E no dia 18 de outubro de 2019 vimos nascer este lindo rebento, que chegou como uma luz no meio de tantas dificuldades. Festejamos e nos emocionamos com a fala do cacique Miguel, de 120 anos, ladeado por sua esposa e companheira, com 101 anos, e pelo coral de crianças indígenas, numa apresentação linda, mágica e encantadora.

Muitos dizem que é mito a busca da terra sem males, mas para nós esta busca e esta terra é verdadeira e existe. Ela está se fortalecendo através da leitura e literatura, com acesso aos livros, em um espaço comunitário que irá estimular, principalmente, crianças e jovens a lutarem para concretizar seus sonhos.

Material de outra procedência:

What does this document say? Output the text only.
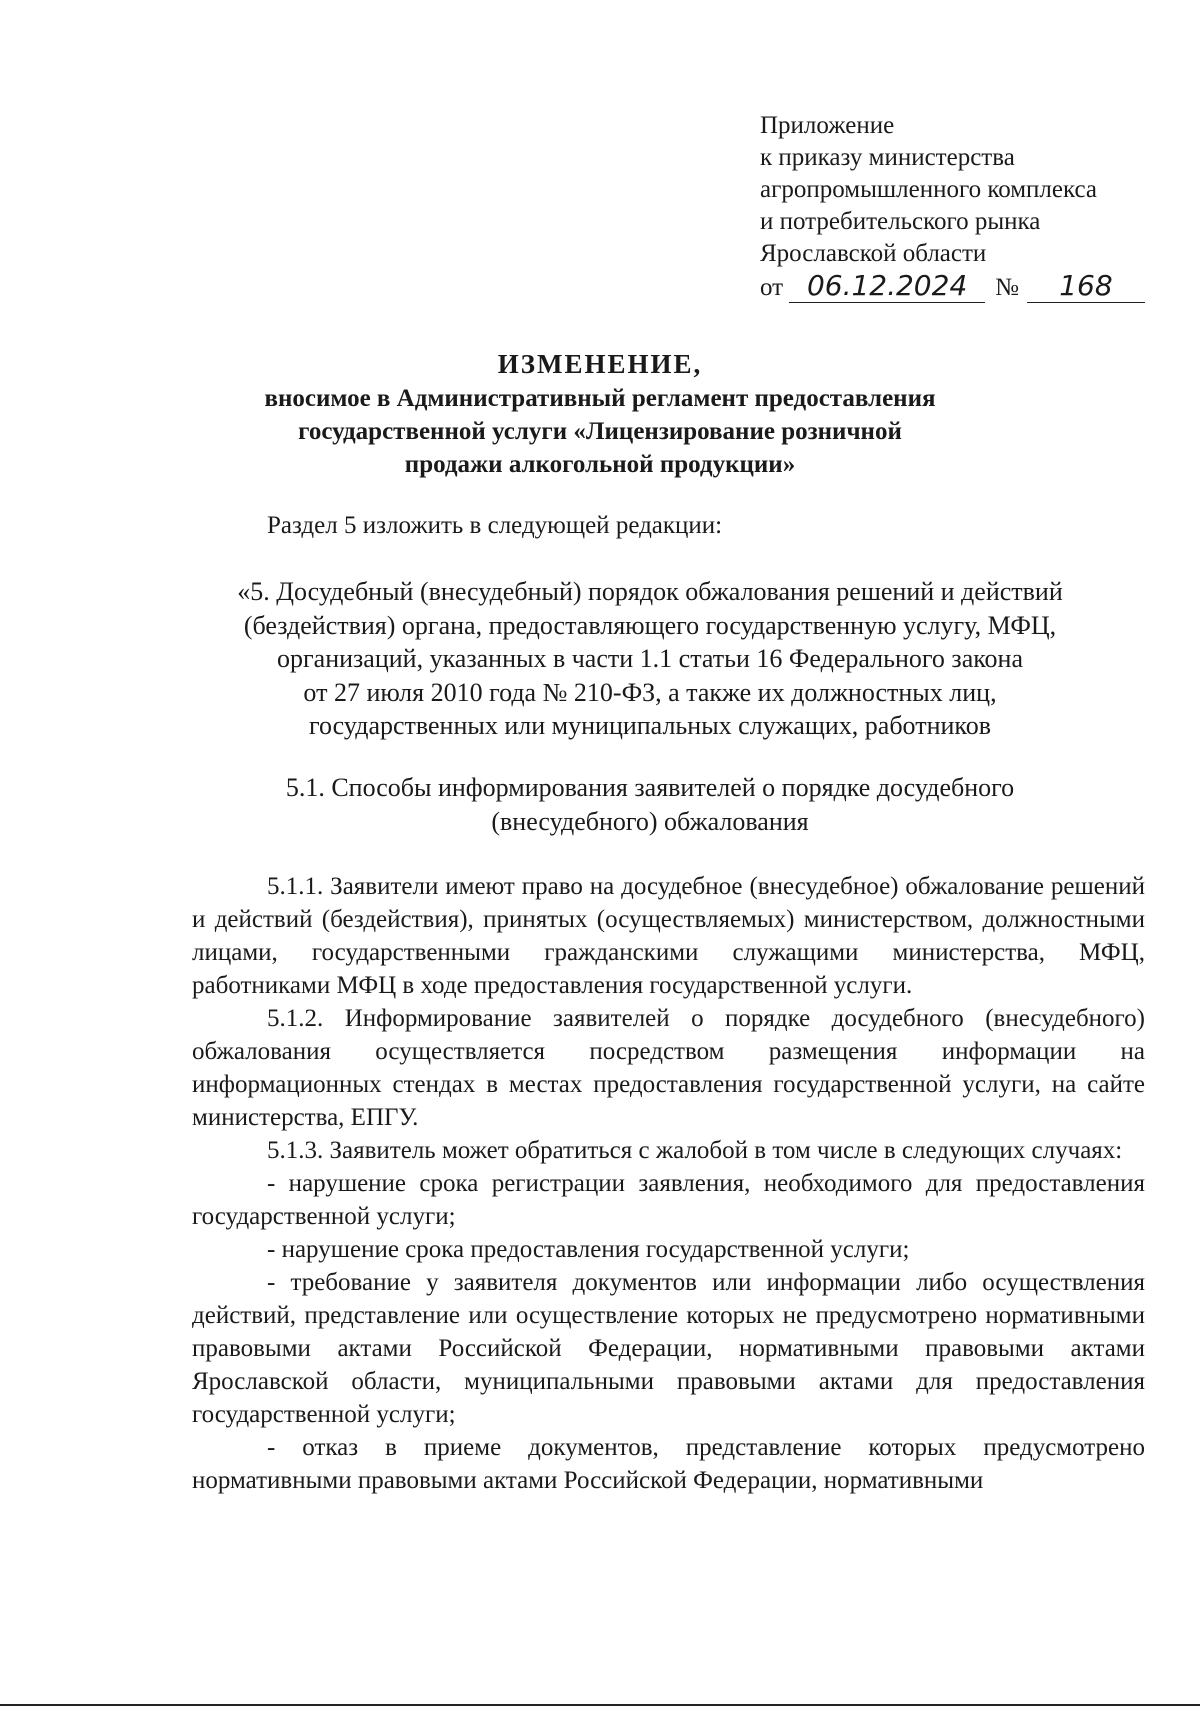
Приложение
к приказу министерства
агропромышленного комплекса
и потребительского рынка
Ярославской области
от 06.12.2024 № 168
ИЗМЕНЕНИЕ,
вносимое в Административный регламент предоставления
государственной услуги «Лицензирование розничной
продажи алкогольной продукции»
Раздел 5 изложить в следующей редакции:
«5. Досудебный (внесудебный) порядок обжалования решений и действий
(бездействия) органа, предоставляющего государственную услугу, МФЦ,
организаций, указанных в части 1.1 статьи 16 Федерального закона
от 27 июля 2010 года № 210-ФЗ, а также их должностных лиц,
государственных или муниципальных служащих, работников
5.1. Способы информирования заявителей о порядке досудебного
(внесудебного) обжалования

5.1.1. Заявители имеют право на досудебное (внесудебное) обжалование решений и действий (бездействия), принятых (осуществляемых) министерством, должностными лицами, государственными гражданскими служащими министерства, МФЦ, работниками МФЦ в ходе предоставления государственной услуги.

5.1.2. Информирование заявителей о порядке досудебного (внесудебного) обжалования осуществляется посредством размещения информации на информационных стендах в местах предоставления государственной услуги, на сайте министерства, ЕПГУ.

5.1.3. Заявитель может обратиться с жалобой в том числе в следующих случаях:

- нарушение срока регистрации заявления, необходимого для предоставления государственной услуги;

- нарушение срока предоставления государственной услуги;

- требование у заявителя документов или информации либо осуществления действий, представление или осуществление которых не предусмотрено нормативными правовыми актами Российской Федерации, нормативными правовыми актами Ярославской области, муниципальными правовыми актами для предоставления государственной услуги;

- отказ в приеме документов, представление которых предусмотрено нормативными правовыми актами Российской Федерации, нормативными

Hoje na Aldeia Itaxi está pulsando uma Biblioteca Comunitária construída por Guaranis, administrada pelas jovens lideranças Adilson Tupã e Flávia Ara’i, que já tem um sonho para realizar: “Queremos fazer um dicionário guarani para reproduzirmos palavras e frases que falamos na Aldeia Itaxi e deixar em um livro impresso para o conhecimento dos juruás (homens brancos).”

Há muito por fazer, muita água por correr e muita vida e olhos negros que brilham e sorrisos lindos a nos fazer lembrar o Poeminha do Contra de Mario Quintana:

Todos esses que aí estão

Atravancando meu caminho,

Eles passarão…

Eu passarinho!

[1] Como são chamados os deuses da cultura guarani.